Les ventes des quatre premiers tomes étaient satisfaisantes. Lefrancq voulait continuer la série. Il avait apprécié l’écriture du Train fantôme qu’avait réalisé Stoquart. Mais je ne suis pas certain que j’ai modernisé la série. C’était mon premier album bourré de maladresses. Je le considère avec beaucoup de tendresse, mais je ne l’aurai pas publié. J’ai un peu essuyé des plâtres. J’ai tenté des petites choses comme la page où je découpe un navire en cases. Tout cela est très naïf. Quand j’ai réalisé cet album, je manquais vraiment de maturité pour travailler sur un scénario de Jacques Stoquart et répondre aux attentes de cet éditeur.

Onirik : L’un des héros est le capitaine Lipton. Il a environ 70 ans et ses exploits dans le domaine du corps à corps sont redoutables.

Thierry Bouüaert : Les exploits d’Emund Bell sont tout autant irréalistes. Pour John Flanders sa volonté n’était pas de coller à la réalité comportementale de ses personnages, de les rendre plausibles. Ce qui l’intéressait c’était justement de sortir du réel pour en faire des personnages extraordinaires. C’était un peu la tendance littéraire de l’époque dans les romans policiers de Steeman, Simenon et Leroux. Tous ces gens répondaient finalement aux aventures de personnages sortis du quotidien. C’étaient presque des super-héros.

Onirik : Quel était votre projet avec Mauricet ?

Thierry Bouüaert : C’était un projet issu de la littérature cyberpunk. Nous parlions d’un futur proche vers 1993-94. J’avais lu pas mal de romans de William Gibson comme Neuromancien et Gravé sur chrome. J’ai eu envie de raconter une histoire humaine ancrée dans cet univers légèrement futuriste et angoissant. Je pouvais me permettre d’extrapoler sur certaines politiques sociales. En 94, on parlait déjà d’un commerce mondial et d’une perte des acquis sociaux, de tout un tas de choses qui sont finalement arrivées plus tard. On avait aussi envie de raconter une histoire d’amour entre un pirate informatique et une jeune adolescente un peu perdue qui se cherchait et pratiquait des métiers dangereux, tantôt danseuse, tantôt gogo girl, parfois passeuse de drogue. Ceci se déroulait dans un univers où la population était placée sous contrôle par un pouvoir privatisé.
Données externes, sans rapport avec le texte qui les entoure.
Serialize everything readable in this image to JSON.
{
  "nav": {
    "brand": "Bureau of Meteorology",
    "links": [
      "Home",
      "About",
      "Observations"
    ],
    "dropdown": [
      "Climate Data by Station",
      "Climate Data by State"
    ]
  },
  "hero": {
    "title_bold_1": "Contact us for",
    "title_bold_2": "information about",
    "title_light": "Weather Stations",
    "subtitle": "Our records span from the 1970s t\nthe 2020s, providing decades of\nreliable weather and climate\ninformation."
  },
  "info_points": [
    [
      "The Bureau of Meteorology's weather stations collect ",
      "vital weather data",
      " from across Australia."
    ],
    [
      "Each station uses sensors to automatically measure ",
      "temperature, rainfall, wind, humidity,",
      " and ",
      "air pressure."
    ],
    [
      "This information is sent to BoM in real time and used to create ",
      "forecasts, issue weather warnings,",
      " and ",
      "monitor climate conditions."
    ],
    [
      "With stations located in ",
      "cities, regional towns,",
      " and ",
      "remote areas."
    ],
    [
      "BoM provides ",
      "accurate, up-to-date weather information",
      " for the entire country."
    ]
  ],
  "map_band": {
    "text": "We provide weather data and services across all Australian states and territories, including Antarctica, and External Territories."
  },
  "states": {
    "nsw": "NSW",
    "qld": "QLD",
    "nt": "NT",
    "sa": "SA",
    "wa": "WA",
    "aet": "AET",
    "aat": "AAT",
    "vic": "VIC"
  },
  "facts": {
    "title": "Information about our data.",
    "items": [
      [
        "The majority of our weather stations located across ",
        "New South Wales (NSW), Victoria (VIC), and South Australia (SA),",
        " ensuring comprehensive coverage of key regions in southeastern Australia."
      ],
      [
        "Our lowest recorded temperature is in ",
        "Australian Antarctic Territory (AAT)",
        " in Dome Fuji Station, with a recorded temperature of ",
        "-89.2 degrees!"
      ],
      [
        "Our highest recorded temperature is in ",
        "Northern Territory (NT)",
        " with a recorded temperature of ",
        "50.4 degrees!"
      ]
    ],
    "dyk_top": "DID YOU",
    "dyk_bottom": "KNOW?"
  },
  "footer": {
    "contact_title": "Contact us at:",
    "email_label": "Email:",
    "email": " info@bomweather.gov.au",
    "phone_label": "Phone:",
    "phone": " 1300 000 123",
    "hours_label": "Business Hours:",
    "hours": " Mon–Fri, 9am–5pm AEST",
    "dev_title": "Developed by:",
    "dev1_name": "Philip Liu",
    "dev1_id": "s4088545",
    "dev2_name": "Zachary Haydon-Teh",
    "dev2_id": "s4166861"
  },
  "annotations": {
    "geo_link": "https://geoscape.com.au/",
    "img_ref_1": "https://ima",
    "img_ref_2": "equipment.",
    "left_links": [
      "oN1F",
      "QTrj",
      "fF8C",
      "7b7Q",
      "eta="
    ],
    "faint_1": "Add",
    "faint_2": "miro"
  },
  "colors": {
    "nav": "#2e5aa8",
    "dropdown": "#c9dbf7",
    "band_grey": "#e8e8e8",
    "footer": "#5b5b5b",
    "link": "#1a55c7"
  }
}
Il gardait la mainmise sur une société défavorisée pour mieux la contrôler. C’était un univers qui nous tentait.

Mais ce projet n’a pas vu le jour malgré 63 pages existantes. On avait signé un contrat chez Glénat. Nous avons effectué un an de travail sans le moindre problème et puis il s’est produit un problème interne chez Glénat. Je pense que c’était un conflit entre Camano le responsable de la collection à l’époque et Jacques Glénat. Cela a amené la direction de Glénat à rompre le contrat. Donc nous ne sommes jamais sentis responsables de cette situation. Mais à l’époque j’ai été un petit peu furieux et dégoûté. J’ai arrêté la bande-dessinée pendant cinq ans. Mais j’étais attiré par la peinture et le design et j’ai bien occupé mon temps. Je n’ai aucune rancoeur par rapport à cette époque là. C’est un petit peu dommage que ce soit passé comme cela. Il aurait pu y avoir une attitude plus mature de la part de certaines personnes chez Glénat. Mais je pense qu’il y avait un véritable problème d’ego.

Onirik : Qu’elle est la genèse du Style Catherine ?

Thierry Bouüaert : J’ai connu des jeunes femmes qui ont vécu des drames semblables à ceux que j’évoque dans cette fiction. Au fur et à mesure de mon existence je rencontrais des femmes qui avaient vécu cela et dont j’ai été le confident.

Cela m’a beaucoup perturbé. C’est au moment de la Marche Blanche de l’affaire Julie et Mélissa que j’ai eu envie de transformer cela, de me débarrasser du poids de ces confidences. Le réceptacle de ces consciences commençait à me peser. J’ai voulu réaliser quelque chose de constructif. Pourquoi ne pas parler de ce qui se passe après ? On évoque les violeurs, les tortionnaires, rarement des victimes et de ce qui se passe après. Avec le plus de respect possible j’ai parlé de leur reconstruction.

Onirik : Catherine éprouve une fascination pour l’eau. Or elle a failli se noyer à l’âge de cinq ans et elle adore se baigner.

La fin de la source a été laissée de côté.